A capital baiana foi privilegiada por essa passagem do trio, que, além da grande trajetória individual de seus integrantes, oferece, com o Triz, um trabalho de extrema sutileza e beleza musical. A turnê percorrerá apenas quatro estados e o Distrito Federal e é patrocinada pelo projeto Natura Musical.
Triz parece ser, como explica o próprio Saraiva, "um quarto elemento resultante da conjunção entre os três". Cada um com suas características distintas, porém muitas afinidades, eles conseguiram desfilar uma série de belas composições, praticamente todas instrumentais, e arranjos, que surgiram em três dias, entre sessões de ensaios e gravação.
"É legal, porque são três compositores com personalidades marcantes, mas que se encontram nessa linguagem comum que conseguimos encontrar", explica Mehmari.
O show tem tudo para ter o mesmo peso-pesado do CD, que teve as bases gravadas ao vivo no estúdio Monteverdi, de Mehmari, em Mairiporã, São Paulo. Somente as vozes foram colocadas depois.
"O disco foi gravado nos moldes do Canteiros (álbum duplo de canções de Mehmari, lançado em 2011). Saiu todo pronto daqui e foi feito numa sessão de estúdio", conta o pianista, que também toca flauta no disco e pega a sanfona em faixas como a que fez para o amigo clarinetista Gabriele Mirabassi, Mirabolante.
Mirabassi é um dos que participam e enriquecem o álbum. Além dele, estão lá o impecável Edu Ribeiro, na bateria, o contrabaixista Neymar Dias e o percussionista Guelo, todos velhos companheiros de vários projetos dos componentes do trio.
"Foi tudo como na velha escola. Eu acho que essa coisa da espontaneidade é diferente quando você grava junto", avalia Pinheiro. Fato é que o álbum é extremamente rico sonoramente e prazeroso pelo encontro instrumental.
O processo de criação do CD nasceu de um sugestão de Sérgio Santos.
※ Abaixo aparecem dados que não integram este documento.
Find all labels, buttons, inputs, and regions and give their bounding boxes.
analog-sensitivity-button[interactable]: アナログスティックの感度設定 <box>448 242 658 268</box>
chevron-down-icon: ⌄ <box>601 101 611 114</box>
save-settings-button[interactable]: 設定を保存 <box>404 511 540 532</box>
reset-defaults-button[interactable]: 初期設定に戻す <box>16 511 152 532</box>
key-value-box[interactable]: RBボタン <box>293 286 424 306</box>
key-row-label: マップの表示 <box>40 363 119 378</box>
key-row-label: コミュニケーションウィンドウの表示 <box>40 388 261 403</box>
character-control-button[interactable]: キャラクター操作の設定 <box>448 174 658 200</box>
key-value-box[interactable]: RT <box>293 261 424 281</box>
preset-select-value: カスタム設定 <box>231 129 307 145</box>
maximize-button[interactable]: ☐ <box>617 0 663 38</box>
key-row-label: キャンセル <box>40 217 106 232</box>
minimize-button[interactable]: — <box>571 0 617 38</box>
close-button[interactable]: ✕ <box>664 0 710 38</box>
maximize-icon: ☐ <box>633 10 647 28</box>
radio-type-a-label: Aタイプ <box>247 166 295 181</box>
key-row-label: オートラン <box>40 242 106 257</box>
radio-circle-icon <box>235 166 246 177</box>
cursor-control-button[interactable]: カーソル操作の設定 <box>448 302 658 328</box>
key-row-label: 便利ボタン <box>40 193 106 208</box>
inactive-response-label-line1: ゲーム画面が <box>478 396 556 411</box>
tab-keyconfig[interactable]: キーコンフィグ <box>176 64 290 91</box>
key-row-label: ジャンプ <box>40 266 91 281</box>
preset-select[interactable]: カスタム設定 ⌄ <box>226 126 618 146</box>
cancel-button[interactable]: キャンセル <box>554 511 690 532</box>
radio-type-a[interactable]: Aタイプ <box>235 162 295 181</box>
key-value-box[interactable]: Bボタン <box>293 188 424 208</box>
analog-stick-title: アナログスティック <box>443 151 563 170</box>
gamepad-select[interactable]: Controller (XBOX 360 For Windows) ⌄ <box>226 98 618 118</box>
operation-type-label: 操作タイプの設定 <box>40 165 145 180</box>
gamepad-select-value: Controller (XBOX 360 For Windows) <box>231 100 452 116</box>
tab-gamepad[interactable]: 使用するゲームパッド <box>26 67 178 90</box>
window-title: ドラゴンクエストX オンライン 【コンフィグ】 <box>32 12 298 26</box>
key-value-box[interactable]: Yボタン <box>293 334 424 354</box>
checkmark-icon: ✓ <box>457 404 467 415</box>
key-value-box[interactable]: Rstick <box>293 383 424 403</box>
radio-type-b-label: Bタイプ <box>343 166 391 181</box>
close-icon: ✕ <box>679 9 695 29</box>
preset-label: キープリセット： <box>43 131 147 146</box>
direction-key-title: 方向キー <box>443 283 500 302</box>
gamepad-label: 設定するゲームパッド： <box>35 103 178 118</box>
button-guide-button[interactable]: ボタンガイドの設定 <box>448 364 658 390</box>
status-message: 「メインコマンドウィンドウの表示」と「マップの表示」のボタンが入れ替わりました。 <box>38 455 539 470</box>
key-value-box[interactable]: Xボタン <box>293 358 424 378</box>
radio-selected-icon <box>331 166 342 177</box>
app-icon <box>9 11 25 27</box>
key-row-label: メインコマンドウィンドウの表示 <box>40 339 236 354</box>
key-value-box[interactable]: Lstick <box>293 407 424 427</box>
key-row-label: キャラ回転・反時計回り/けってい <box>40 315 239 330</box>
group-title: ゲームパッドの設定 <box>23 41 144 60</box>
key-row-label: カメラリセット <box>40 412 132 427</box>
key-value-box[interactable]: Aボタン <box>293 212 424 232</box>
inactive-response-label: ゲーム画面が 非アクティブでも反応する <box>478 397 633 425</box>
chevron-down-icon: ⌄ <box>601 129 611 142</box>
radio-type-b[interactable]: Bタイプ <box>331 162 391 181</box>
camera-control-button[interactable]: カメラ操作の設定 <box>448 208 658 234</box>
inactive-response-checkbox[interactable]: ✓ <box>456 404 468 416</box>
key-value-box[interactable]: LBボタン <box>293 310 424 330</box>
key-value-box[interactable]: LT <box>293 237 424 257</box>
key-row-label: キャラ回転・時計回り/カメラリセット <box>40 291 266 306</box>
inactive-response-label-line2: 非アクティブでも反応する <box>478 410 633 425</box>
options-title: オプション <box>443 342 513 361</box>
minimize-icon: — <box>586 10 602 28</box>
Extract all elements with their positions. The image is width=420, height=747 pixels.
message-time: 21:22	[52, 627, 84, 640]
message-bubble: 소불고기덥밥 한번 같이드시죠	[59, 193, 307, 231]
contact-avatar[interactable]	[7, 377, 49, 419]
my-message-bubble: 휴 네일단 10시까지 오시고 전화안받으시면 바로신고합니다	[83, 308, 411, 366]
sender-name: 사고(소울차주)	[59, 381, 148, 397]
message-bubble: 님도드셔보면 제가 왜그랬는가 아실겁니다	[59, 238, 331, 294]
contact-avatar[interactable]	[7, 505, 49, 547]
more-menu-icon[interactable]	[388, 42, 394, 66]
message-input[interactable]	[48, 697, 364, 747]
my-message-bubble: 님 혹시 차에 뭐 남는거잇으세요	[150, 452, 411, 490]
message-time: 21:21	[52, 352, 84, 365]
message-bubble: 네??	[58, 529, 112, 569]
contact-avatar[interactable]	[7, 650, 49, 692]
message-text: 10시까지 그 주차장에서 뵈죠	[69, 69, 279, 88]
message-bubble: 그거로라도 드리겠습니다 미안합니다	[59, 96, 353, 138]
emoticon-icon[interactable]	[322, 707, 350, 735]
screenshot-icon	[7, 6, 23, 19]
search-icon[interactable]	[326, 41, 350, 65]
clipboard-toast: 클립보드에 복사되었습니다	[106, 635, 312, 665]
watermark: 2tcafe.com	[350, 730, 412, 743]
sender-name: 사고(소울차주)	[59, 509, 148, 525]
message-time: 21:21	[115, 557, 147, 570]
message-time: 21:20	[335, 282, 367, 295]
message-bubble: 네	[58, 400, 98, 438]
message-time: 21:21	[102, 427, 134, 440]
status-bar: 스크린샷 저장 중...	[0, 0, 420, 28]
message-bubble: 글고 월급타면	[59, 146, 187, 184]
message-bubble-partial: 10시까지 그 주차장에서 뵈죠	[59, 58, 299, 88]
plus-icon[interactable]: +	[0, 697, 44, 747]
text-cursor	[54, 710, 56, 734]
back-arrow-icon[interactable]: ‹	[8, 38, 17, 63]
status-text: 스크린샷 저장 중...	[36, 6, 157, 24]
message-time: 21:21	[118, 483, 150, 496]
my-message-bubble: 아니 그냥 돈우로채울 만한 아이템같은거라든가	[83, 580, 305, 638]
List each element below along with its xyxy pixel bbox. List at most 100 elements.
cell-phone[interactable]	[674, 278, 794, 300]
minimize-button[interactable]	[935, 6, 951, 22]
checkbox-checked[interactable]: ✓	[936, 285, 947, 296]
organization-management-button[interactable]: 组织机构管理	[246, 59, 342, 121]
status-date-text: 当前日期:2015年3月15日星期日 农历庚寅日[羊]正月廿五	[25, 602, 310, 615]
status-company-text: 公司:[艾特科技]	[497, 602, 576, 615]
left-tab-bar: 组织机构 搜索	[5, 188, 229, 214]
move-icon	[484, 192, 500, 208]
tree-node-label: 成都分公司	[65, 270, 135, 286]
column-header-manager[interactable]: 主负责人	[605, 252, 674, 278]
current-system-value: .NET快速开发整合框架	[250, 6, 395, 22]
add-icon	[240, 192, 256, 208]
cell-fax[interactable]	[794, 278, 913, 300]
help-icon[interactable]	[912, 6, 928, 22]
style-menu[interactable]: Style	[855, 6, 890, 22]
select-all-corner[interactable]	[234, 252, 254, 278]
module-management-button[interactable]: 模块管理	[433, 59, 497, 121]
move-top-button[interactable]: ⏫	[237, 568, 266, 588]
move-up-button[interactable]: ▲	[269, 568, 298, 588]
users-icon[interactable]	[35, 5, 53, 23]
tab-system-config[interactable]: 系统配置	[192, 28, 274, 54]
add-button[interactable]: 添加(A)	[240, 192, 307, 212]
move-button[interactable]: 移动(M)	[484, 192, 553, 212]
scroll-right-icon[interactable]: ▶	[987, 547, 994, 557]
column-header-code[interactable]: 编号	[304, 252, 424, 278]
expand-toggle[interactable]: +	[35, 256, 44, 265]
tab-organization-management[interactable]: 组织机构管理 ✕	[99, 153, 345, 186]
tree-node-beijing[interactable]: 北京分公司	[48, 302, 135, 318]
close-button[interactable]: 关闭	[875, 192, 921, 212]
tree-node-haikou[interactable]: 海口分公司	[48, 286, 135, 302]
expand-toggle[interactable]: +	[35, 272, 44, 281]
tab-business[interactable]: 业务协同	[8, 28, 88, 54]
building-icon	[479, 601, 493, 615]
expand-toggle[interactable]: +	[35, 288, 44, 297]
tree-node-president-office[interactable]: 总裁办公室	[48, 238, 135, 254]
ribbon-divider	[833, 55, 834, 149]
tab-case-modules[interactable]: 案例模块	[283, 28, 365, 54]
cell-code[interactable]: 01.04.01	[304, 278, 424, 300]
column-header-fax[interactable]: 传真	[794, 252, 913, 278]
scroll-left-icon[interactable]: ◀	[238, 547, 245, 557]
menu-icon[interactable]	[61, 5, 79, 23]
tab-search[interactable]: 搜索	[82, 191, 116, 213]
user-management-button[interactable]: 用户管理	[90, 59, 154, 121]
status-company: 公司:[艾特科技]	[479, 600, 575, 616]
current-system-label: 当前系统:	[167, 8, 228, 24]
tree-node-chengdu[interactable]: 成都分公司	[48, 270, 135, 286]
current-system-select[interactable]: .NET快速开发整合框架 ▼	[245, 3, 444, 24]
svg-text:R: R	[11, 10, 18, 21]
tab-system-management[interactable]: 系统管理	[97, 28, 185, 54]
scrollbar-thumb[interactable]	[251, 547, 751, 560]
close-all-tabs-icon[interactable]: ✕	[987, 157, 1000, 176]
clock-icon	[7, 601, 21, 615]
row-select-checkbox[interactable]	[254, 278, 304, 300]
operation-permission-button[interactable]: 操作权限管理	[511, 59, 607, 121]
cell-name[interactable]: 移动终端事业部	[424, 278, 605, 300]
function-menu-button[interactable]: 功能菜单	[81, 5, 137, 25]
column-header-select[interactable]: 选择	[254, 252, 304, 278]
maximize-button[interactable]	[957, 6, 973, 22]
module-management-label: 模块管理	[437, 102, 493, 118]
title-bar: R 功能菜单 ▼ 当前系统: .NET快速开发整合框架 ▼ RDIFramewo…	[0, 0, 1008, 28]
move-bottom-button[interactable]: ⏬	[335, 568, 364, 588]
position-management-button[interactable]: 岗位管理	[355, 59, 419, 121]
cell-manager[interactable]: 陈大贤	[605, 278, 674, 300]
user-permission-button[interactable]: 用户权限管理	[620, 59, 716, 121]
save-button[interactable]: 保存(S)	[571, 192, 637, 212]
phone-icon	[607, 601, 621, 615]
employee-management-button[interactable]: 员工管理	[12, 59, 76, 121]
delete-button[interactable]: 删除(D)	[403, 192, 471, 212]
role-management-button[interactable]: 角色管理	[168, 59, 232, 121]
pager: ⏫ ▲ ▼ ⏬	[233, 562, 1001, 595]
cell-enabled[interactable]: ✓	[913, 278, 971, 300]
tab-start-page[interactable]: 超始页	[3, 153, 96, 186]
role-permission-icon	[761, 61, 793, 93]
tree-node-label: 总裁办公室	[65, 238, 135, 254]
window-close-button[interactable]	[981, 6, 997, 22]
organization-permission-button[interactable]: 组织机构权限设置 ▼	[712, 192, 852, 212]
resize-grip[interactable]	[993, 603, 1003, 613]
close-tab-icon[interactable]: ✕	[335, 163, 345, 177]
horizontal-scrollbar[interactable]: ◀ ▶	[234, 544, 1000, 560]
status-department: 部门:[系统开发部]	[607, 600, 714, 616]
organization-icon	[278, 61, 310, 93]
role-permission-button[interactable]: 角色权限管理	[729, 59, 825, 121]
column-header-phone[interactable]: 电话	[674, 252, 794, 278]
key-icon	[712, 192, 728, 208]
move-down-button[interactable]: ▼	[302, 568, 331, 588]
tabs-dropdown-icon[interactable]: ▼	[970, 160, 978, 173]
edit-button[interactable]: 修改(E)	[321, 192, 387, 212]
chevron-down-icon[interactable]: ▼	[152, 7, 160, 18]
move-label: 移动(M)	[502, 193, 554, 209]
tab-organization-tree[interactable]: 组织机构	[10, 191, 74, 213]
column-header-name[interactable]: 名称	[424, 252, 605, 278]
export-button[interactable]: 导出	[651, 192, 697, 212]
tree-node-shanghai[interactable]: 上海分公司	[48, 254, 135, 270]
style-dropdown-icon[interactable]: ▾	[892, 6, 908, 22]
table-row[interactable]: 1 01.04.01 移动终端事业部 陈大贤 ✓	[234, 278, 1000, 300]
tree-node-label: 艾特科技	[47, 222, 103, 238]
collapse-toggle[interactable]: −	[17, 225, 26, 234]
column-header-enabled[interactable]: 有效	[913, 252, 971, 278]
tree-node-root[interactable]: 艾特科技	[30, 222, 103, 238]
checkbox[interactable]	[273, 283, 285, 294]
Os três já se conhecem há tempo e se encontraram em diversos projetos musicais, mas nunca assinaram algo que fosse dos três.
A ideia de Sérgio era que eles dividissem as melodias das composições, coisa que não havia ocorrido antes. Sérgio e Mehmari têm parcerias, como a fantástica Vento Bom, mas sempre com letra do primeiro e música do segundo. Agora, foi diferente.
"Como viajamos muito, não tínhamos como estar próximos. Mandávamos um pedaço da música por e-mail para o outro fazer a segunda parte", revela Pinheiro.
Coletividade autoral
Esse trabalho à distância resultou em 13 músicas, sendo que oito delas assinadas por ao menos dois deles. Nas outras cinco, com apenas um autor, ainda assim fica a sensação de coletividade autoral, devido à mão de cada um nos arranjos. A impactante Arabesca, de Pinheiro, por exemplo, confunde-se com as coisas de Mehmari, por conta da presença forte do piano.
O choro-canção Sim, única assinada pelos três e que abre o CD, e a bossa Não (Mehmari e Santos) são as duas canções do disco. Segundo Mehmari, os títulos aconteceram naturalmente, e mais ainda a contraposição de um choro e uma bossa, ambos de grande riqueza melódica e harmônica.
"O que esse disco tem demais é uma linguagem harmônica e melódica trabalhada. Isso é uma preocupação comum na obra dos três", explicita Mehmari, parceiro de Santos em Zonzo, um baião de melodia ligeira que exibe a exuberante técnica deste último como intérprete.
Apesar de Sérgio assumir a maior parte dos vocais, as vozes de André e Chico também surgem em algumas faixas, a exemplo da misteriosa e bela Sumidouro, que Chico divide com Sérgio na parceria e no canto.
Triz, que tem como faixa-título um baião maravilhoso, é um disco de tirar o fôlego. O show ainda pode ser melhor.